The first Thursday evening meet of the track and field season saw a number of youngsters steal the limelight from the recent established headline grabbers Abi Galpin and Chris Bain.
It was Chris’ younger sister Kate (above, far left) who arguably posted the most impressive performance of the night overall – as she moved up to tie her brother’s equivalent 7th place in the Guernsey all-time 800m list with a new best of 2:17.64. It is a somewhat stellar list of athletes above her, all of whom have Island Games medals in their trophy cabinets.
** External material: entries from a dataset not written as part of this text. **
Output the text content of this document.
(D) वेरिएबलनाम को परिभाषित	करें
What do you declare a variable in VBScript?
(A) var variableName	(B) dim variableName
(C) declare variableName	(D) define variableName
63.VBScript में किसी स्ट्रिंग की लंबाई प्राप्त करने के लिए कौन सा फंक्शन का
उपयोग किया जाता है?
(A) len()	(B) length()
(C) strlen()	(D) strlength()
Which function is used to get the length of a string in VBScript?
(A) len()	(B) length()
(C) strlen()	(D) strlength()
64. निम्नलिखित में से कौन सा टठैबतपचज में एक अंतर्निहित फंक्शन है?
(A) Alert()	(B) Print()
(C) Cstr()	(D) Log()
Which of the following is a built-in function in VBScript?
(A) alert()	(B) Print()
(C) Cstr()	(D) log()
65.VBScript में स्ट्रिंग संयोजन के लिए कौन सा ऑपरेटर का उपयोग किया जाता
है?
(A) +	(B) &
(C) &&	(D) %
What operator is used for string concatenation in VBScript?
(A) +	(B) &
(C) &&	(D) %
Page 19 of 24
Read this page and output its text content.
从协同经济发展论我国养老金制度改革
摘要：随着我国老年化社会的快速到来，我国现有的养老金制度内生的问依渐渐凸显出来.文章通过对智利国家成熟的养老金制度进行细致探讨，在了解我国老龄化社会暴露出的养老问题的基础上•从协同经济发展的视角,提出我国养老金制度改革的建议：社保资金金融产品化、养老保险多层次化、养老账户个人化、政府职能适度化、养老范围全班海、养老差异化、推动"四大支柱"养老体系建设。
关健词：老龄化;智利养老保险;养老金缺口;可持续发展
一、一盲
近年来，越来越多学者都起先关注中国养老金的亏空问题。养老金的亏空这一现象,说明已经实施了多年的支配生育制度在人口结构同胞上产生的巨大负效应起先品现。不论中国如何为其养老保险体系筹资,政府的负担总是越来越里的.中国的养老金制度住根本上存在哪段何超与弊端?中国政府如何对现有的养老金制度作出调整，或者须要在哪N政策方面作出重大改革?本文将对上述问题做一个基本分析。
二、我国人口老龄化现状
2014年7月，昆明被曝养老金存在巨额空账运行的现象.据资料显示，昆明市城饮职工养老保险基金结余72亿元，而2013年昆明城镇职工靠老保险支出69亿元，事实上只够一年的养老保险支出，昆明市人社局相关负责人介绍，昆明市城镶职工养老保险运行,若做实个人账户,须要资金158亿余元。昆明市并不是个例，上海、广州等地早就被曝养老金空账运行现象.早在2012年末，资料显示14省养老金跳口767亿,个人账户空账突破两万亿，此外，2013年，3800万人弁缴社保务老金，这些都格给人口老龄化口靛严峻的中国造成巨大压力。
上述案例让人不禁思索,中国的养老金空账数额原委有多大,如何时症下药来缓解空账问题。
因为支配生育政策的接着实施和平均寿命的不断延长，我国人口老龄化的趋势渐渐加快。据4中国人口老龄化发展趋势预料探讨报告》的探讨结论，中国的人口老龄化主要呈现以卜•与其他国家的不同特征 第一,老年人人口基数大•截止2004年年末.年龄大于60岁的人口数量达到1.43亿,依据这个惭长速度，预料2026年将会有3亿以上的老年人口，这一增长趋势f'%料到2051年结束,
Chris predictably won the main 800m race, but was disappointed to only stop the clock at 1:55.62 ahead of Alex Rowe’s 1:56.22. Bain said afterwards that he did not feel as fresh as he had during his recent PB race at any point during the 2 laps and thus unfortunately the 1:54 range wasn’t in his legs this time around. A significant headwind around the final bend severely hurt him and all the 800m runners during their final 200m.
Similarly stunted by that stiff wind resistance was the other leading name of the meet, Abi Galpin. She looked to execute a well constructed race but visibly lost time around the bend and was never going to make it up as she headed for the line unchallenged in the home straight. 25.35sec was still an impressive time but left the 19 year old underwhelmed after her recent wind-assisted 24.57sec run. Her 12.51sec 100m led her to conclude afterwards that she’s lacking in speed at this point, having struggled to recover quickly between her race exploits and thus missing training.
More positively on the female sprinting side, Tilly Beddow in particular was impressive in navigating the difficult conditions behind Galpin and posting a PB of 27.59sec – a pleasing time in its own right for the U15 but surely better is to come based upon the struggles of the senior athletes in the wind. She then went on to earn another PB of 13.50 in the 100m just ahead of Eve Walley’s 13.56.
In another race, Vicky Hancock took victory ahead of Amelie Carpentier with an even faster 13.43 to the latter’s 13.61, both PB’s. The standout U13 sprints performance came from Edie Dorrian with 29.17sec over the wind-hampered 200m.
U17 Hancock also debuted over the 80m hurdles, and goes top of the inevitably sparsely populated UK rankings with an impressive 12.58sec, hinting that despite trying training conditions due to Covid-19 she looks like she’s already progressed significantly since her first experience of the U17 specification hurdles back in January. Fellow hurdlers U15 Macy Ozard and U13 Darcey Hodgson both excelled also and clocked PB’s over their respective hurdle distances of 75m and 70m respectively. Both girls had experienced some success in 2019 and now can look to progress further in their second year in their age groups.
Island Games 4x100m gold medallist Josh Duke returned to action following a thigh niggle, and straight away clicked into gear as he streaked away to an Island Games B standard of 11.45sec. He came away slightly disappointed not to break his PB at the first time of asking but can expect plenty more progress as he returns to training. Behind him, Ben Stevens came through late in the race to beat U15 Tim Ap Sion to second place, 12.05 to 12.07. Ap Sion is enjoying a stellar run of form of late in sprints and jumps, and had already claimed one PB prior to that 100m with a solo win in the 200m in 25.25.
It wasn’t all about youth though, as V60 sprinter Chris Chalmers earned a PB over the 200m with 27.65 and V35 runners Toby Mann and Laura Quayle both posted new bests in the 800m.